Despite the law prohibiting employment discrimination on the basis of sexual orientation, there is no specific law by the government aiming to enforce this rule. In effect, studies indicate that LGBT people in the country are forced to hide their real sexual orientation in order to protect their status at work.

A study of the economic, social and political situation of LGBT people in the cities of Maputo, Beira and Nampula indicates that a large number of presumably LGBT people in Mozambique had no formal employment and are relegated to the informal sector with all the inconveniences it brings.

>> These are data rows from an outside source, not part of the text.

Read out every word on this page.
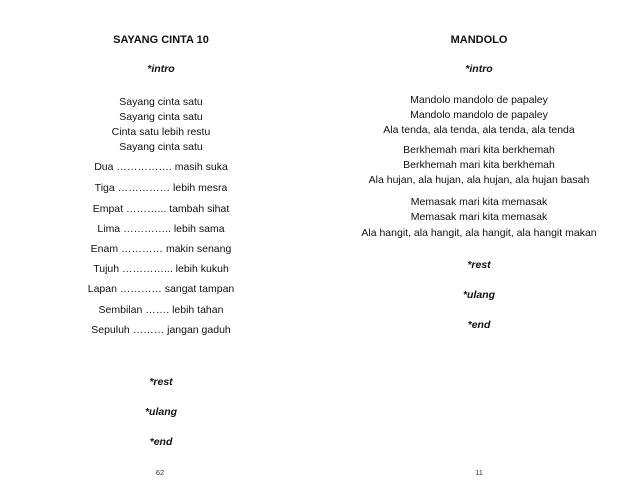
SAYANG CINTA 10
*intro
Sayang cinta satu
Sayang cinta satu
Cinta satu lebih restu
Sayang cinta satu
Dua ……………. masih suka
Tiga …………… lebih mesra
Empat ………... tambah sihat
Lima ………….. lebih sama
Enam ………… makin senang
Tujuh …………... lebih kukuh
Lapan ………… sangat tampan
Sembilan ……. lebih tahan
Sepuluh ……… jangan gaduh
*rest
*ulang
*end
62
MANDOLO
*intro
Mandolo mandolo de papaley
Mandolo mandolo de papaley
Ala tenda, ala tenda, ala tenda, ala tenda
Berkhemah mari kita berkhemah
Berkhemah mari kita berkhemah
Ala hujan, ala hujan, ala hujan, ala hujan basah
Memasak mari kita memasak
Memasak mari kita memasak
Ala hangit, ala hangit, ala hangit, ala hangit makan
*rest
*ulang
*end
11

A study of violence against young students based on sexual orientation and gender identity in the cities of Maputo, Beira and Nampula revealed that young LGBT students are victims of various types of abuse, including verbal abuse, bullying, cyberbullying and physical violence. As a result of these abuses, which occurs in all school spaces, including classrooms, patios, gyms and bathroom entrances, most of these young people isolate themselves, avoid contact with their peers and often fail their courses or even leave school.

In sum, LGBT citizens in Mozambique live under the apparent climate of tolerance, but not acceptance.